Gonçalo M.Tavares, que em 2005 venceu o prémio José Saramago, tornou-se indubitavelmente num dos melhores escritores lusófonos da actualidade. "Jerusalém", o livro que lhe rendeu o prémio, é a melhor prova disso.
“Jerusalém” não é o típico romance português e latino. Não há a presença de uma paixão motivadora, nem a esperança num desfecho feliz: vamos lendo, deixamo-nos levar pelas personagens, e vagarosamente vemos o seu destino ser escrito.
A história foca-se em várias personagens completamente distintas, e todas elas estão estranhamente ligadas no final do conto. São-nos apresentados Mylia, esquizofrénica; Theodor Busbeck, neurologista conceituado; Hinnerk, um homem com tendências violentas; Ernst, também ele esquizofrénico; Kaas, um rapaz com deficiências motoras; e Hanna, uma prostituta.
Todas estas personagens, tão diferentes e com características tão peculiares, questionam todo o desenrolar da história. Mas é aí que surge a escrita brilhante de Gonçalo M. Tavares. Com cenas completamente aleatórias, consegue agarrar a nossa atenção, com uma inteligência de escrita e de organização absolutamente notável.
Ao longo da história, somos confrontados com várias analepses e saltos no espaço temporal. Por momentos, estamos à frente de Theodor Busbeck a falar com Mylia, a sua nova paciente, há perto de 15 anos; no capítulo seguinte, estamos na cabeça de Hinnerk, nos tempos actuais. O transporte temporal é constante, mas seria de esperar que, em algum ponto, isto se tornasse confuso. A verdade é que Tavares mantém-nos atentos, e a relação inconsciente que fazemos entre as personagens é de tal forma imediata e criada desde o primeiro parágrafo, que em momento algum nos sentimos confusos.

Foto: fmh.utl.pt
Algo curioso também nos mantém despertos. Os espaços “estéticos” dentro de um só parágrafo são aparentemente aleatórios, mas a sensação com que ficamos com o final do livro é que são cuidadosamente colocados. São descansos: pausas na escrita e na leitura.
Tudo é pensado: as pausas a meio das histórias das personagens; o nome das que figuram em determinado capítulo no início do mesmo; o próprio facto de o livro ser bem sintetizado, pequeno, mas mesmo assim não perder qualquer sentimento que possa despertar, é sublime.

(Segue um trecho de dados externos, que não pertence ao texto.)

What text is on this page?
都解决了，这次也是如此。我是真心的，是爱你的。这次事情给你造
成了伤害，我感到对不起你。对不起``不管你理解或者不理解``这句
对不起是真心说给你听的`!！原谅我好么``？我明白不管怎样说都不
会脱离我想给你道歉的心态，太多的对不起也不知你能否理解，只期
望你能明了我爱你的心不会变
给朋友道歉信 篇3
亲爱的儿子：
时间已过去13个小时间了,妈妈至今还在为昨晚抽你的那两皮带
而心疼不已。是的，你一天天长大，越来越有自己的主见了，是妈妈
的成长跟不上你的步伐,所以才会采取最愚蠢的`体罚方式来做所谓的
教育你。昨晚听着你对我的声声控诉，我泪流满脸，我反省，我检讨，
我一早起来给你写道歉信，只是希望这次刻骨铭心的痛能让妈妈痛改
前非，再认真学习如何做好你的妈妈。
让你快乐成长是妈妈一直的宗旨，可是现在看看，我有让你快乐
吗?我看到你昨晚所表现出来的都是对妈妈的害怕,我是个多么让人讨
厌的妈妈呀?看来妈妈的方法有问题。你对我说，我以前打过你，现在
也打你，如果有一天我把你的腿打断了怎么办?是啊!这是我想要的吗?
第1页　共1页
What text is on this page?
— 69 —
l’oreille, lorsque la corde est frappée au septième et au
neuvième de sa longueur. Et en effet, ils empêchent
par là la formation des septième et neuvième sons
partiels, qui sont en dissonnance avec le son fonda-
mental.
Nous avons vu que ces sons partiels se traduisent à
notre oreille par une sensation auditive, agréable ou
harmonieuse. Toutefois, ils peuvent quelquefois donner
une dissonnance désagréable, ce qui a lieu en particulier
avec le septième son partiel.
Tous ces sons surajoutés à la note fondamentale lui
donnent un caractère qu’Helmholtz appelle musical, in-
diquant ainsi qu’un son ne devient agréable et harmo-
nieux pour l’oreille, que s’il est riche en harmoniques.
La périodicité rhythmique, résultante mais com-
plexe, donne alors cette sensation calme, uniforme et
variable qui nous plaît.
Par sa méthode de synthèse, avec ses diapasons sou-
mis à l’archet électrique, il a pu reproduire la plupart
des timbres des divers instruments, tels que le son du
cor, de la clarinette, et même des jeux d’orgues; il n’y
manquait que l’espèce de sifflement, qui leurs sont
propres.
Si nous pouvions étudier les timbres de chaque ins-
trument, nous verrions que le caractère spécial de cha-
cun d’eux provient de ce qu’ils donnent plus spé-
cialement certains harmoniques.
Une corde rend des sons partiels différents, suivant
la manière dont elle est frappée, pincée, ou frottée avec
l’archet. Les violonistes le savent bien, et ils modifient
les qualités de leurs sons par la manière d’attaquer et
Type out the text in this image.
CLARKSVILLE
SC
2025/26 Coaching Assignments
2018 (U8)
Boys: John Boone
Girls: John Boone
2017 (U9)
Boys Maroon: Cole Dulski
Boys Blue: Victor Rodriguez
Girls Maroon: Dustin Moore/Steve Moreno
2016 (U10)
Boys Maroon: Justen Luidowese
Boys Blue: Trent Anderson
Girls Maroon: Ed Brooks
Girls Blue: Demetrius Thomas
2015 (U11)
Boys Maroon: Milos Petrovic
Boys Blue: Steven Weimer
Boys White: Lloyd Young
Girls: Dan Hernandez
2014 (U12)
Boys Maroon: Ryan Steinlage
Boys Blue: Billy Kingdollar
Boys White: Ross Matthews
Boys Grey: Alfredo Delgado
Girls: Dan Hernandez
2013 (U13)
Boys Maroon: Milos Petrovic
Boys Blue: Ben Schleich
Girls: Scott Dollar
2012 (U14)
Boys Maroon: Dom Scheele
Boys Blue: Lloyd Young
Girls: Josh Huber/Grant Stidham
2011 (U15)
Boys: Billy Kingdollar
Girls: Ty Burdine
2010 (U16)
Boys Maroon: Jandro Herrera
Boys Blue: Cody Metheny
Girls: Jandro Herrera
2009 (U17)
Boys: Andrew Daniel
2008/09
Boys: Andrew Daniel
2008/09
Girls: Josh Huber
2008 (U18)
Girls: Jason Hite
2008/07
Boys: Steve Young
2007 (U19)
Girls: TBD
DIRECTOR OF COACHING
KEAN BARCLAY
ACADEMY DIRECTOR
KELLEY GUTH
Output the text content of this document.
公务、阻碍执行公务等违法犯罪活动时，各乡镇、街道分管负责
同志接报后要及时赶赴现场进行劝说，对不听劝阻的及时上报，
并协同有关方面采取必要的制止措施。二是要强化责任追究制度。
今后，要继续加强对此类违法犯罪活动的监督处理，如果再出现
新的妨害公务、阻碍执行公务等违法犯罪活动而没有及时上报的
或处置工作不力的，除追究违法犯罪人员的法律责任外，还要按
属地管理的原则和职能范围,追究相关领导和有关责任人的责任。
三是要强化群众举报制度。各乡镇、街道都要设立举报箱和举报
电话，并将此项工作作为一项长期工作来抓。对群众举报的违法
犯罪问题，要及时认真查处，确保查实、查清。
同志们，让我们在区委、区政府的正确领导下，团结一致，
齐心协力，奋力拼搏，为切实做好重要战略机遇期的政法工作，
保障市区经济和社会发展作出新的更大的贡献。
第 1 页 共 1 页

Não há um momento do livro em que não sintamos uma sensação de pena, de repulsa ou de revolta. Nisto, Gonçalo M. Tavares é tudo menos o normal escritor lusófono. Há amor, mas é estranho e não parece apaixonado aos nossos olhos.
Mas a loucura não é o único tema presente na obra. Também são abordados o totalitarismo, que nos deixa furiosos e revoltados com o que este faz às personagens – e talvez seja aqui a proveniência do nome “Jerusalém”, relacionando o estudo sobre a história e desenvolvimento do terror de Theodor Busbeck, e o totalitarismo do século XX, com os actos praticados contra os judeus.
Ficamos, no entanto, um pouco surpresos e “pendurados” com o final. Não percebemos o porquê de certas acções, ficamos com mais perguntas do que conclusões, e essa é a maior falha no livro. Percebe-se o “porquê” do final, mas mesmo assim ficamos demasiado desejosos por mais páginas.
No geral, “Jerusalém” abre-nos os olhos para certas dificuldades que não considerávamos, e levanta a barreira de tabus que, em 2005, estavam muito latentes na literatura. E é, merecidamente, o “Livro da Década” para os críticos do público.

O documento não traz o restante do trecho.